Most real bugs in bug bounty programs start with thorough reconnaissance. Leaked API keys, exposed endpoints, and misconfigured paths are often found through smart scanning, not brute force.

Secret Scanning

Regex Pattern for Common Secrets

This pattern matches common secret and API key variable names in source code:

(access_key|access_token|admin_pass|admin_user|algolia_admin_key|algolia_api_key|
alias_pass|alicloud_access_key|amazon_secret_access_key|amazonaws|ansible_vault_password|
api_key|api_key_secret|api_secret|appkey|appkeysecret|application_key|appsecret|
auth_token|authorizationToken|aws_access_key_id|aws_secret|aws_secret_key|
aws_token|AWSSecretKey|client_secret|cloudflare_api_key|cloudflare_auth_key|
database_password|db_password|docker_pass|encryption_key|heroku_api_key|
sonatype_password|awssecretkey)

BigQuery — Search GitHub for Secrets

GitHub publishes a public dataset to BigQuery. Use it to search for hardcoded secrets in public repos:

SELECT path
FROM `bigquery-public-data.github_repos.contents` AS contents
JOIN `bigquery-public-data.github_repos.files` AS files
  ON files.id = contents.id
WHERE REGEXP_CONTAINS(content, r"PATTERN_HERE")
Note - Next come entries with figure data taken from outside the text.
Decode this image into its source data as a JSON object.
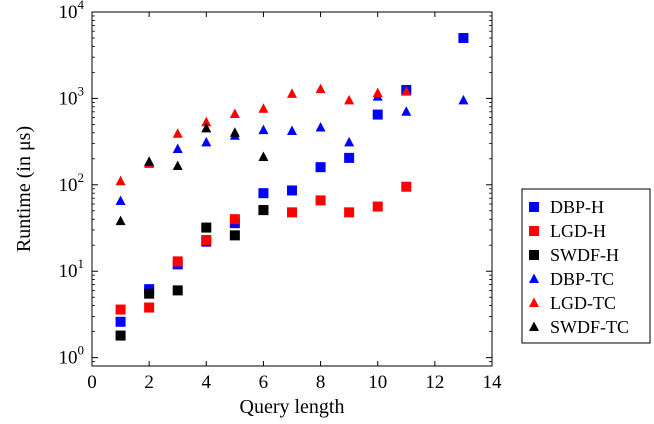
{
  "chart_data": {
    "type": "scatter",
    "xlabel": "Query length",
    "ylabel": "Runtime (in μs)",
    "yscale": "log",
    "xlim": [
      0,
      14
    ],
    "ylim": [
      0.8,
      10000
    ],
    "xticks": [
      0,
      2,
      4,
      6,
      8,
      10,
      12,
      14
    ],
    "yticks": [
      1,
      10,
      100,
      1000,
      10000
    ],
    "ytick_labels": [
      {
        "base": "10",
        "exp": "0"
      },
      {
        "base": "10",
        "exp": "1"
      },
      {
        "base": "10",
        "exp": "2"
      },
      {
        "base": "10",
        "exp": "3"
      },
      {
        "base": "10",
        "exp": "4"
      }
    ],
    "grid": false,
    "legend_position": "right",
    "series": [
      {
        "name": "DBP-H",
        "marker": "square",
        "color": "#0000ff",
        "x": [
          1,
          2,
          3,
          4,
          5,
          6,
          7,
          8,
          9,
          10,
          11,
          13
        ],
        "y": [
          2.6,
          6.2,
          12,
          22,
          36,
          80,
          86,
          160,
          205,
          650,
          1250,
          5000
        ]
      },
      {
        "name": "LGD-H",
        "marker": "square",
        "color": "#ff0000",
        "x": [
          1,
          2,
          3,
          4,
          5,
          6,
          7,
          8,
          9,
          10,
          11
        ],
        "y": [
          3.6,
          3.8,
          13,
          23,
          40,
          51,
          48,
          66,
          48,
          56,
          95
        ]
      },
      {
        "name": "SWDF-H",
        "marker": "square",
        "color": "#000000",
        "x": [
          1,
          2,
          3,
          4,
          5,
          6
        ],
        "y": [
          1.8,
          5.5,
          6,
          32,
          26,
          51
        ]
      },
      {
        "name": "DBP-TC",
        "marker": "triangle",
        "color": "#0000ff",
        "x": [
          1,
          2,
          3,
          4,
          5,
          6,
          7,
          8,
          9,
          10,
          11,
          13
        ],
        "y": [
          65,
          180,
          260,
          310,
          370,
          430,
          420,
          460,
          310,
          1050,
          700,
          950
        ]
      },
      {
        "name": "LGD-TC",
        "marker": "triangle",
        "color": "#ff0000",
        "x": [
          1,
          2,
          3,
          4,
          5,
          6,
          7,
          8,
          9,
          10,
          11
        ],
        "y": [
          110,
          175,
          390,
          530,
          660,
          760,
          1130,
          1280,
          950,
          1150,
          1200
        ]
      },
      {
        "name": "SWDF-TC",
        "marker": "triangle",
        "color": "#000000",
        "x": [
          1,
          2,
          3,
          4,
          5,
          6
        ],
        "y": [
          38,
          185,
          165,
          450,
          400,
          210
        ]
      }
    ]
  }
}
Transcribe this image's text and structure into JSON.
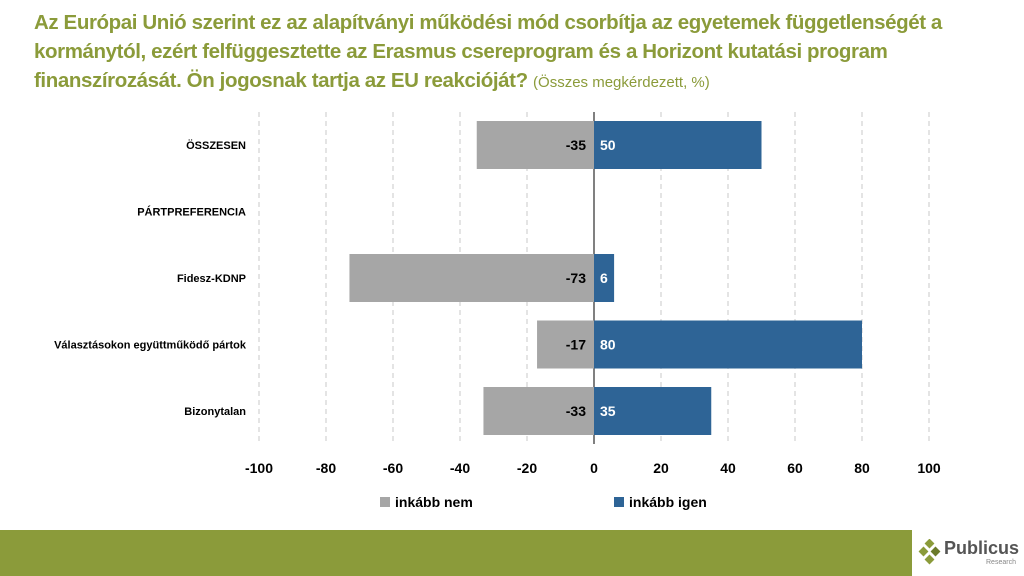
{
  "title": {
    "main": "Az Európai Unió szerint ez az alapítványi működési mód csorbítja az egyetemek függetlenségét a kormánytól, ezért felfüggesztette az Erasmus csereprogram és a Horizont kutatási program finanszírozását. Ön jogosnak tartja az EU reakcióját?",
    "sub": "(Összes megkérdezett, %)"
  },
  "chart_data": {
    "type": "bar",
    "orientation": "horizontal",
    "stacked": "diverging",
    "categories": [
      "ÖSSZESEN",
      "PÁRTPREFERENCIA",
      "Fidesz-KDNP",
      "Választásokon együttműködő pártok",
      "Bizonytalan"
    ],
    "series": [
      {
        "name": "inkább nem",
        "color": "#a6a6a6",
        "values": [
          -35,
          null,
          -73,
          -17,
          -33
        ]
      },
      {
        "name": "inkább igen",
        "color": "#2e6496",
        "values": [
          50,
          null,
          6,
          80,
          35
        ]
      }
    ],
    "xlim": [
      -100,
      100
    ],
    "xticks": [
      -100,
      -80,
      -60,
      -40,
      -20,
      0,
      20,
      40,
      60,
      80,
      100
    ],
    "grid": true,
    "legend": "bottom"
  },
  "logo": {
    "name": "Publicus",
    "sub": "Research"
  }
}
Replace PATTERN_HERE with the secret pattern you are looking for.

URL and Path Analysis

Extract Unique Paths from a URL List

# Extract repo owner/name from GitHub URLs, remove query strings, deduplicate
cut -d '/' -f 4,5 < urls.txt | sed 's/?.*//g' | sort -u

Parse URL Paths with unfurl

# Print each path component on its own line
unfurl paths < urls.txt | tr '/' '\n' | sort -u

# Alternative with sed
sed 's#/#\n#g' paths.txt | sort -u

Web Endpoint Fuzzing with curl

Sequential URL Fuzzing

# Fetch URLs numbered 0 to 10, save each response to out/post_X.txt
curl --silent --fail "https://example.com/[0-10]" -o "out/post_#1.txt"
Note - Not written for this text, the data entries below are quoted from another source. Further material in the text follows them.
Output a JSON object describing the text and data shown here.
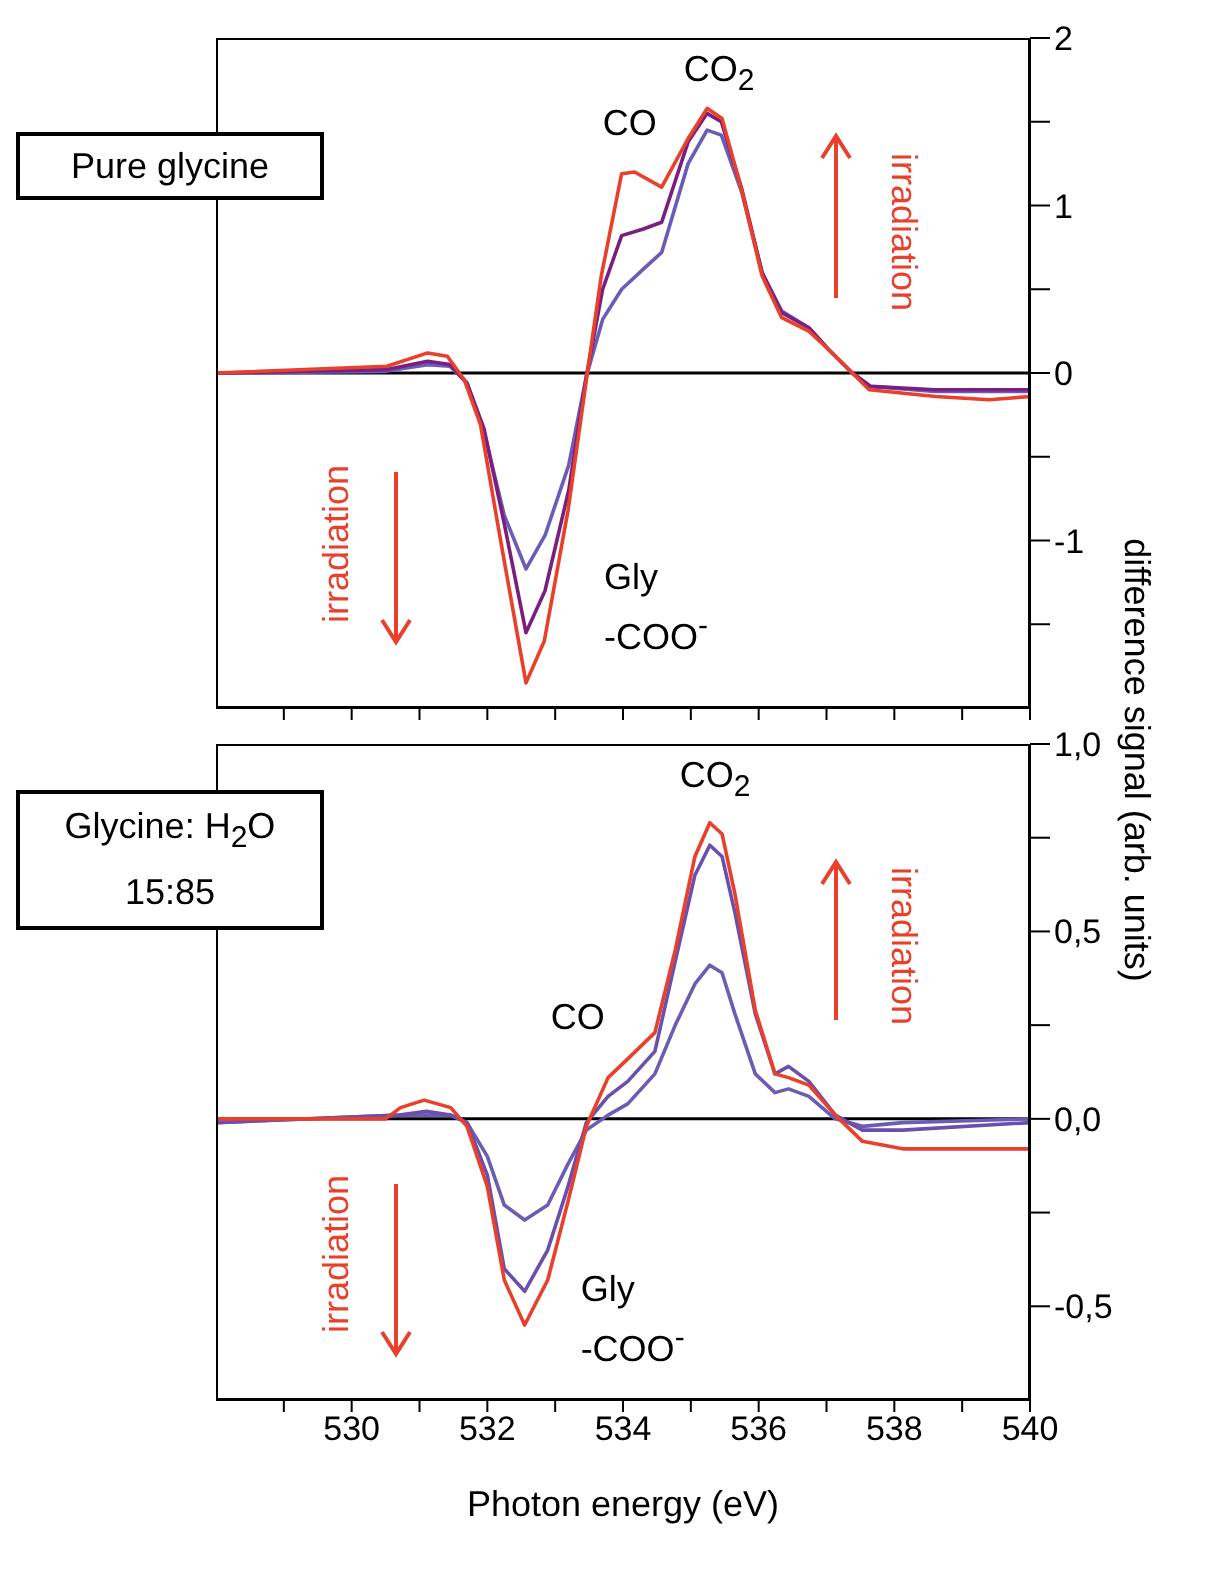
{
  "chart_data": [
    {
      "type": "line",
      "ylabel": "difference signal (arb. units)",
      "xlim": [
        528,
        540
      ],
      "ylim": [
        -2,
        2
      ],
      "tick_labels": "y",
      "xticks": [
        {
          "value": 529,
          "label": null
        },
        530,
        {
          "value": 531,
          "label": null
        },
        532,
        {
          "value": 533,
          "label": null
        },
        534,
        {
          "value": 535,
          "label": null
        },
        536,
        {
          "value": 537,
          "label": null
        },
        538,
        {
          "value": 539,
          "label": null
        },
        540
      ],
      "yticks": [
        -1,
        {
          "value": -1.5,
          "label": null
        },
        {
          "value": -0.5,
          "label": null
        },
        0,
        {
          "value": 0.5,
          "label": null
        },
        1,
        {
          "value": 1.5,
          "label": null
        },
        2
      ],
      "ref_lines": [
        {
          "axis": "y",
          "value": 0,
          "color": "#000000"
        }
      ],
      "annotations": [
        "Pure glycine",
        "irradiation",
        "irradiation",
        {
          "text": "CO",
          "x": 534.1,
          "y": 1.2
        },
        {
          "text": "CO$_{2}$",
          "x": 535.3,
          "y": 1.58
        },
        {
          "text": "Gly\n-COO$^{-}$",
          "x": 532.6,
          "y": -1.85
        }
      ],
      "series": [
        {
          "color": "#6a5cb8",
          "x": [
            528,
            530.5,
            531.12,
            531.45,
            531.7,
            531.95,
            532.25,
            532.57,
            532.85,
            533.2,
            533.46,
            533.7,
            533.98,
            534.3,
            534.57,
            534.96,
            535.24,
            535.45,
            535.75,
            536.05,
            536.34,
            536.74,
            537.03,
            537.38,
            537.65,
            538.6,
            540
          ],
          "values": [
            0,
            0.01,
            0.05,
            0.04,
            -0.06,
            -0.35,
            -0.85,
            -1.17,
            -0.97,
            -0.55,
            -0.02,
            0.32,
            0.5,
            0.62,
            0.72,
            1.25,
            1.45,
            1.42,
            1.08,
            0.6,
            0.37,
            0.27,
            0.14,
            0,
            -0.08,
            -0.11,
            -0.11
          ]
        },
        {
          "color": "#7a1f7f",
          "x": [
            528,
            530.5,
            531.12,
            531.45,
            531.7,
            531.95,
            532.25,
            532.57,
            532.85,
            533.2,
            533.46,
            533.7,
            533.98,
            534.3,
            534.57,
            534.96,
            535.24,
            535.45,
            535.75,
            536.05,
            536.34,
            536.74,
            537.03,
            537.38,
            537.65,
            538.6,
            540
          ],
          "values": [
            0,
            0.02,
            0.07,
            0.05,
            -0.06,
            -0.33,
            -0.9,
            -1.55,
            -1.3,
            -0.7,
            -0.02,
            0.5,
            0.82,
            0.86,
            0.9,
            1.38,
            1.55,
            1.5,
            1.1,
            0.6,
            0.36,
            0.27,
            0.14,
            0,
            -0.08,
            -0.1,
            -0.1
          ]
        },
        {
          "color": "#e8402a",
          "x": [
            528,
            530.52,
            531.12,
            531.41,
            531.66,
            531.9,
            532.2,
            532.57,
            532.84,
            533.19,
            533.46,
            533.68,
            533.98,
            534.17,
            534.57,
            534.96,
            535.24,
            535.46,
            535.75,
            536.05,
            536.34,
            536.74,
            537.03,
            537.38,
            537.63,
            538.61,
            539.4,
            540
          ],
          "values": [
            0,
            0.04,
            0.12,
            0.1,
            -0.04,
            -0.31,
            -1.01,
            -1.85,
            -1.6,
            -0.82,
            -0.04,
            0.58,
            1.19,
            1.2,
            1.11,
            1.4,
            1.58,
            1.52,
            1.09,
            0.58,
            0.33,
            0.25,
            0.14,
            0,
            -0.1,
            -0.14,
            -0.16,
            -0.14
          ]
        }
      ]
    },
    {
      "type": "line",
      "xlabel": "Photon energy (eV)",
      "xlim": [
        528,
        540
      ],
      "ylim": [
        -0.75,
        1.0
      ],
      "xticks": [
        {
          "value": 529,
          "label": null
        },
        530,
        {
          "value": 531,
          "label": null
        },
        532,
        {
          "value": 533,
          "label": null
        },
        534,
        {
          "value": 535,
          "label": null
        },
        536,
        {
          "value": 537,
          "label": null
        },
        538,
        {
          "value": 539,
          "label": null
        },
        540
      ],
      "yticks": [
        {
          "value": -0.5,
          "label": "-0,5"
        },
        {
          "value": -0.25,
          "label": null
        },
        {
          "value": 0,
          "label": "0,0"
        },
        {
          "value": 0.25,
          "label": null
        },
        {
          "value": 0.5,
          "label": "0,5"
        },
        {
          "value": 0.75,
          "label": null
        },
        {
          "value": 1.0,
          "label": "1,0"
        }
      ],
      "ref_lines": [
        {
          "axis": "y",
          "value": 0,
          "color": "#000000"
        }
      ],
      "annotations": [
        "Glycine: H$_{2}$O\n15:85",
        "irradiation",
        "irradiation",
        {
          "text": "CO",
          "x": 534.1,
          "y": 0.16
        },
        {
          "text": "CO$_{2}$",
          "x": 535.3,
          "y": 0.79
        },
        {
          "text": "Gly\n-COO$^{-}$",
          "x": 532.55,
          "y": -0.55
        }
      ],
      "series": [
        {
          "color": "#6b5cb5",
          "x": [
            528,
            530.7,
            531.46,
            531.7,
            532.0,
            532.25,
            532.55,
            532.89,
            533.19,
            533.46,
            533.78,
            534.07,
            534.47,
            534.77,
            535.06,
            535.28,
            535.46,
            535.65,
            535.95,
            536.24,
            536.44,
            536.74,
            537.13,
            537.53,
            538.12,
            540
          ],
          "values": [
            -0.01,
            0.01,
            0.01,
            -0.01,
            -0.1,
            -0.23,
            -0.27,
            -0.23,
            -0.12,
            -0.03,
            0.01,
            0.04,
            0.12,
            0.25,
            0.36,
            0.41,
            0.39,
            0.28,
            0.12,
            0.07,
            0.08,
            0.06,
            0,
            -0.02,
            -0.01,
            0
          ]
        },
        {
          "color": "#6a4faf",
          "x": [
            528,
            530.7,
            531.1,
            531.46,
            531.7,
            532.0,
            532.25,
            532.55,
            532.89,
            533.19,
            533.46,
            533.78,
            534.07,
            534.47,
            534.77,
            535.06,
            535.28,
            535.46,
            535.65,
            535.95,
            536.24,
            536.44,
            536.74,
            537.13,
            537.53,
            538.12,
            540
          ],
          "values": [
            -0.01,
            0.01,
            0.02,
            0.01,
            -0.01,
            -0.15,
            -0.4,
            -0.46,
            -0.35,
            -0.18,
            -0.01,
            0.06,
            0.1,
            0.18,
            0.42,
            0.65,
            0.73,
            0.7,
            0.55,
            0.28,
            0.12,
            0.14,
            0.1,
            0.01,
            -0.03,
            -0.03,
            -0.01
          ]
        },
        {
          "color": "#e8402a",
          "x": [
            528,
            530.5,
            530.72,
            531.07,
            531.46,
            531.7,
            532.0,
            532.25,
            532.55,
            532.89,
            533.19,
            533.46,
            533.78,
            534.07,
            534.47,
            534.77,
            535.06,
            535.28,
            535.46,
            535.65,
            535.95,
            536.24,
            536.44,
            536.74,
            537.13,
            537.53,
            538.12,
            540
          ],
          "values": [
            0,
            0,
            0.03,
            0.05,
            0.03,
            -0.02,
            -0.18,
            -0.43,
            -0.55,
            -0.43,
            -0.22,
            -0.02,
            0.11,
            0.16,
            0.23,
            0.45,
            0.7,
            0.79,
            0.76,
            0.6,
            0.29,
            0.12,
            0.11,
            0.09,
            0.01,
            -0.06,
            -0.08,
            -0.08
          ]
        }
      ]
    }
  ]
}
# Print URL and status code for each
curl -s -w '%{url} %{http_code}\n' https://example.com/[0-10] -o /dev/null

# Filter for successful responses
curl -s -w '%{url} %{http_code}\n' https://example.com/[0-10] -o /dev/null | grep 200

# Filter out 404s
curl -s -w '%{url} %{http_code}\n' https://example.com/[0-10] -o /dev/null | grep -v 404

Directory Fuzzing

# ffuf — fast web fuzzer
ffuf -w /usr/share/wordlists/dirb/common.txt -u https://target.com/FUZZ

# With extension filtering
ffuf -w wordlist.txt -u https://target.com/FUZZ -e .php,.html,.txt

# Parameter fuzzing
ffuf -w params.txt -u "https://target.com/search?FUZZ=test"
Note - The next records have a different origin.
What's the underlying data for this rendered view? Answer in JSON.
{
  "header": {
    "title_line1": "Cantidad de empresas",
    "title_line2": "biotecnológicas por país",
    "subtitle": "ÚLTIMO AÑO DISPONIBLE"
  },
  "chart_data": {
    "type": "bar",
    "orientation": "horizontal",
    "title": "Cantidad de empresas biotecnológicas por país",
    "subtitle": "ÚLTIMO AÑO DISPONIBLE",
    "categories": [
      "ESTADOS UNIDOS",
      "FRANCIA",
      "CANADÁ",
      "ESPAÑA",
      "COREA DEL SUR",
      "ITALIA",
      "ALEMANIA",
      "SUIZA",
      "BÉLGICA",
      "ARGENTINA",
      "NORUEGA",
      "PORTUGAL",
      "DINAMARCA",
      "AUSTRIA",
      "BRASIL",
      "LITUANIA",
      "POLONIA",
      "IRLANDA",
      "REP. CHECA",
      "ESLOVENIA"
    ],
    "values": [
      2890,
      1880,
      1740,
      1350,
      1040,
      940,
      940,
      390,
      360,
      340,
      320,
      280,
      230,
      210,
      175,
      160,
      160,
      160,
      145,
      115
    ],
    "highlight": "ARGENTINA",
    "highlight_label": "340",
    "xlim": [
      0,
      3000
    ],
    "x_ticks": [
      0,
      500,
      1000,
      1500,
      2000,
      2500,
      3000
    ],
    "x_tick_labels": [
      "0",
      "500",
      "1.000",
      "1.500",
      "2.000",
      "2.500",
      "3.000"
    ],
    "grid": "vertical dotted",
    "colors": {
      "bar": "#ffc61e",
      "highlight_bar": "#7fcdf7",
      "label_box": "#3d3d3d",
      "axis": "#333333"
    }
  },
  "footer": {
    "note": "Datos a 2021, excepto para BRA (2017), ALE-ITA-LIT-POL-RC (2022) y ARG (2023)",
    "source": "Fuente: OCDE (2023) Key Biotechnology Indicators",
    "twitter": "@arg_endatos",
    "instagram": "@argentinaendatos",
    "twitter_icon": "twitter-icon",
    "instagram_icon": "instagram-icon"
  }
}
JavaScript Endpoint Discovery

Modern web apps expose endpoints through JavaScript files. Parse them to find hidden APIs:

# Download all JS files
gau target.com | grep "\.js$" | sort -u | xargs -I{} curl -s {} > all.js

# Extract endpoints from JS
grep -oP '(/api/[a-zA-Z0-9/_-]+)' all.js | sort -u

# Use jsluice
jsluice urls -r < all.js